OpenAI schaltet die Video-KI Sora ab. Sora soll schon länger finanzielle Probleme haben. Viele Nutzer hoffen jetzt darauf, dass sich das Ende auch auf RAM- und Speicherpreise auswirken könnte.

Warum wird Sora eingestellt? Sora wurde im Dezember 2024 als Video-Tool von OpenAI vorgestellt und ermöglichte es, Videos von bis zu einer Minute Dauer zu erstellen. 2025 schloss man mit Disney einen Milliarden-Deal über bestimmte Nutzungsrechte ab.
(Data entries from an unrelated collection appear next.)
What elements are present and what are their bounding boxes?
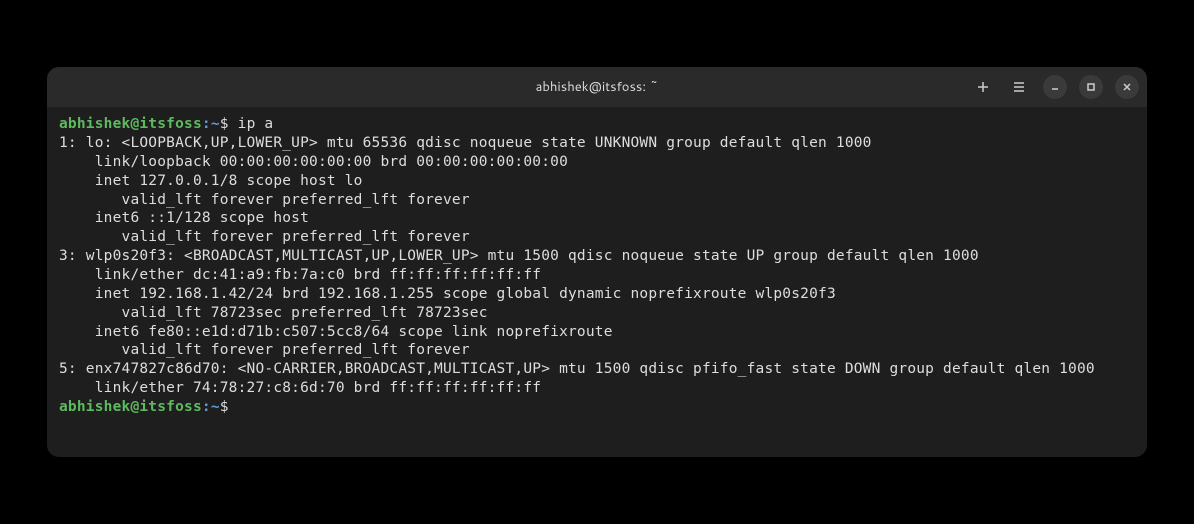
new-tab-button[interactable] — [971, 75, 995, 99]
output-line: link/ether dc:41:a9:fb:7a:c0 brd ff:ff:f… — [59, 266, 1135, 285]
output-line: link/loopback 00:00:00:00:00:00 brd 00:0… — [59, 153, 1135, 172]
prompt-dollar: $ — [220, 399, 229, 415]
hamburger-icon — [1012, 80, 1026, 94]
output-line: 3: wlp0s20f3: <BROADCAST,MULTICAST,UP,LO… — [59, 247, 1135, 266]
plus-icon — [976, 80, 990, 94]
output-line: 5: enx747827c86d70: <NO-CARRIER,BROADCAS… — [59, 360, 1135, 379]
titlebar: abhishek@itsfoss: ~ — [47, 67, 1147, 107]
minimize-button[interactable] — [1043, 75, 1067, 99]
maximize-icon — [1086, 82, 1096, 92]
window-title: abhishek@itsfoss: ~ — [536, 78, 659, 96]
prompt-colon: : — [202, 116, 211, 132]
prompt-line-1: abhishek@itsfoss:~$ ip a — [59, 115, 1135, 134]
prompt-user: abhishek@itsfoss — [59, 399, 202, 415]
output-line: inet 192.168.1.42/24 brd 192.168.1.255 s… — [59, 285, 1135, 304]
minimize-icon — [1050, 82, 1060, 92]
output-line: link/ether 74:78:27:c8:6d:70 brd ff:ff:f… — [59, 379, 1135, 398]
prompt-colon: : — [202, 399, 211, 415]
prompt-line-2: abhishek@itsfoss:~$ — [59, 398, 1135, 417]
close-icon — [1122, 82, 1132, 92]
output-line: valid_lft 78723sec preferred_lft 78723se… — [59, 304, 1135, 323]
prompt-dollar: $ — [220, 116, 229, 132]
output-line: inet6 ::1/128 scope host — [59, 209, 1135, 228]
prompt-path: ~ — [211, 116, 220, 132]
output-line: 1: lo: <LOOPBACK,UP,LOWER_UP> mtu 65536 … — [59, 134, 1135, 153]
output-line: valid_lft forever preferred_lft forever — [59, 191, 1135, 210]
maximize-button[interactable] — [1079, 75, 1103, 99]
output-line: valid_lft forever preferred_lft forever — [59, 228, 1135, 247]
prompt-user: abhishek@itsfoss — [59, 116, 202, 132]
output-line: valid_lft forever preferred_lft forever — [59, 341, 1135, 360]
titlebar-controls — [971, 75, 1139, 99]
terminal-body[interactable]: abhishek@itsfoss:~$ ip a1: lo: <LOOPBACK… — [47, 107, 1147, 457]
command-text: ip a — [238, 116, 274, 132]
menu-button[interactable] — [1007, 75, 1031, 99]
output-line: inet6 fe80::e1d:d71b:c507:5cc8/64 scope … — [59, 323, 1135, 342]
terminal-window: abhishek@itsfoss: ~ abhishek@itsfoss:~$ … — [47, 67, 1147, 457]
output-line: inet 127.0.0.1/8 scope host lo — [59, 172, 1135, 191]
close-button[interactable] — [1115, 75, 1139, 99]
prompt-path: ~ — [211, 399, 220, 415]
Sora stand vor allem deswegen in der Kritik, weil man die KI-Videos kaum noch von echten Videos unterscheiden konnte. Das wurde oft als „AI Slop“ bezeichnet und kritisiert.

Am 25. März 2026 hat OpenAI völlig überraschend erklärt, dass man den Betrieb der KI-Video-App Sora einstellen wolle (via Tagessschau.de). Berichten zufolge soll Sora finanziell schon länger unter Druck stehen, da zu wenige Personen die Bezahlverdienste verwenden sollen.

In der Community hofft man jetzt, dass das Ende von Sora jetzt auch ein gutes Zeichen für die RAM- und Speicherpreise ist. Denn KI wie ChatGPT ist dafür verantwortlich, dass die Preise für Hardware seit Monaten kontinuierlich steigen. Wollt ihr wissen, wie die RAM-Preise derzeit aussehen, schaut in unseren RAM-Preis-Tracker auf MeinMMO.

OpenAI stellt Sora ein, Spieler hoffen jetzt auf sinkende RAM-Preise

Was sind die Hoffnungen? In einem Reddit-Thread wird das Ende von Sora und dessen App ausführlich diskutiert. Und viele Nutzer sehen künstliche Intelligenz als den Faktor, der viele Tech-Produkte unbezahlbar gemacht haben soll. Einige hoffen deswegen, dass die Preise nach dem Ende von Sora endlich wieder sinken, die Teuerung zumindest abflachen oder die KI-Blase endlich platzen könnte.

Doch selbst in der Community stehen dem viele skeptisch gegenüber, so schreibt etwa jemand auf die Frage, ob RAM wieder günstiger werde: „Nein, sie werden den Arbeitsspeicher einfach für andere Dinge nutzen.“

Sinken die Preise für RAM mit dem Ende von Sora? Das ist ziemlich unwahrscheinlich. Denn wichtige Hersteller wie Samsung oder SK Hynix haben bereits langfristige Rahmenverträge mit Rechenzentren und wichtigen KI-Projekten geschlossen.

Große Teile der Produktion landen daher in den nächsten Monaten und Jahren in verschiedenen KI-Projekten, die derzeit gebaut werden. Einige Produktionen sind bereits über Jahre hinweg ausgebucht, weil so eine große Nachfrage herrscht.

Hinzu kommt, dass verfügbare Ressourcen vor allem für teuren High Bandwidth Memory (HBM) und Enterprise-SSDs eingesetzt werden. Selbst wenn durch das Ende von Sora Ressourcen frei werden, dürften die schnell von einem anderen Projekt genutzt werden, am Ende sogar von OpenAI/ChatGPT selbst.

OpenAI erklärte selbst, man wolle sich nach dem Ende von Sora auf andere Bereiche konzentrieren. Außerdem hat der Konzern hinter ChatGPT vor wenigen Tagen bei einer weiteren Finanzierungsrunde erneut mehrere Milliarden US-Dollar erhalten. Hier dürfte daher bisher noch kein Ende zu sehen sein. Hinzu kommt, dass es neben Sora noch weitere Video-Alternativen gibt, etwa Veo 3.1 von Google/Gemini.

Diese durch KI verursachte Knappheit wird nicht einfach ausgeglichen, nur weil OpenAI jetzt sein KI-Video-Tool einstellt. Sora soll riesige Kosten für OpenAI verursacht haben, weswegen viele vermuten, dass der Mutterkonzern hier einfach die Reißleine ziehen musste.